Am Anfang war das Wirrwarr. Aus den entlegensten Gegenden hatten Forscher, Missionare und Händler Fotografien nach Bremen mitgebracht. Die Bilder landeten in zwölf alten Schränken im Überseemuseum. Im Laufe der Jahre sammelten sich so 55.000 Papierabzüge, Glasplattennegative und Diapositive an, verpackt in Kisten, Kartons und Tütchen.

Viele Fotografien sind über 100 Jahre alt und vom Verfall bedroht. Zur Rettung der Bilder wird zur Zeit eine Schneise in das Durcheinander geschlagen. Die Bestände werden nach Alter, Ort und Fotografen erfasst und wandern nach und nach in Stahlschränke, in denen Temperatur und Luftfeuchtigkeit reguliert werden können. Sybille Seybold, die das Archivierungs-Projekt leitet, überlief manchmal „ein ehrfürchtiges Zittern“, wenn sie ein Kästchen öffnete und „plötzlich Bilder eines berühmten Fotografen in den Händen“ hielt.

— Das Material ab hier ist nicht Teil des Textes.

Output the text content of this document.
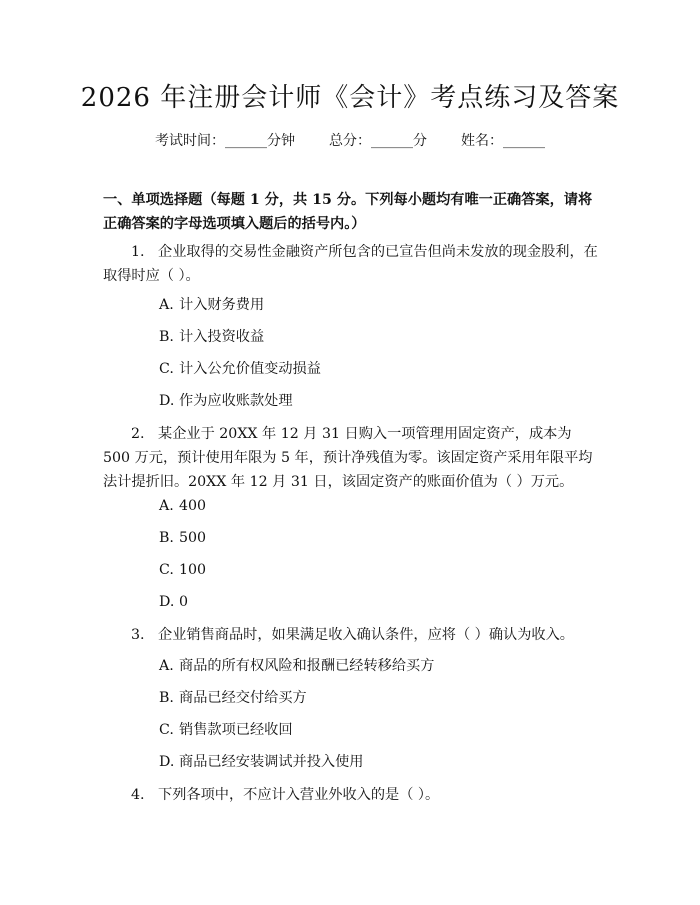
2026 年注册会计师《会计》考点练习及答案
考试时间：______分钟 总分：______分 姓名：______
一、单项选择题（每题 1 分，共 15 分。下列每小题均有唯一正确答案，请将正确答案的字母选项填入题后的括号内。）
1. 企业取得的交易性金融资产所包含的已宣告但尚未发放的现金股利，在取得时应（ ）。
A. 计入财务费用
B. 计入投资收益
C. 计入公允价值变动损益
D. 作为应收账款处理
2. 某企业于 20XX 年 12 月 31 日购入一项管理用固定资产，成本为 500 万元，预计使用年限为 5 年，预计净残值为零。该固定资产采用年限平均法计提折旧。20XX 年 12 月 31 日，该固定资产的账面价值为（ ）万元。
A. 400
B. 500
C. 100
D. 0
3. 企业销售商品时，如果满足收入确认条件，应将（ ）确认为收入。
A. 商品的所有权风险和报酬已经转移给买方
B. 商品已经交付给买方
C. 销售款项已经收回
D. 商品已经安装调试并投入使用
4. 下列各项中，不应计入营业外收入的是（ ）。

Aus den 20 000 bereits bearbeiteten Papierabzügen wählte sie 250 Fotografien aus, die jetzt in einer Sonderausstellung des Überseemuseums präsentiert werden.

Neben den Bildern, die die Ausstellungspraxis des Überseemuseums in den letzten hundert Jahren vermitteln, werden Aufnahmen von berühmten Fotografen gezeigt. Wegen der Fülle des Materials beschränkte sich Seybold auf einen Anfangsbuchstaben: Fotografien von Felix Bonfils, Samuel Bourne und von den Burton Brothers zeigen Szenen des neunzehnten Jahrhunderts aus Neuseeland, Indien oder dem Nahen Osten.

Die Bilder verdeutlichen sowohl den europäischen Blick auf die kolonialisierten Länder, als auch das Leben der Europäer in den Kolonien: Das Foto einer Lok, die von den Gleisen in den Wüstensand des heutigen Namibia purzelte, betitelte ein unglücklicher deutscher Bahnmeister wie folgt: „Meine umgestürzte Olga – Ruhe sanft.“ pr

„Alt und Scharf“ im Überseemuseum vom 2. Dezember bis 3. Februar. Eröffnung morgen um 11 Uhr 30.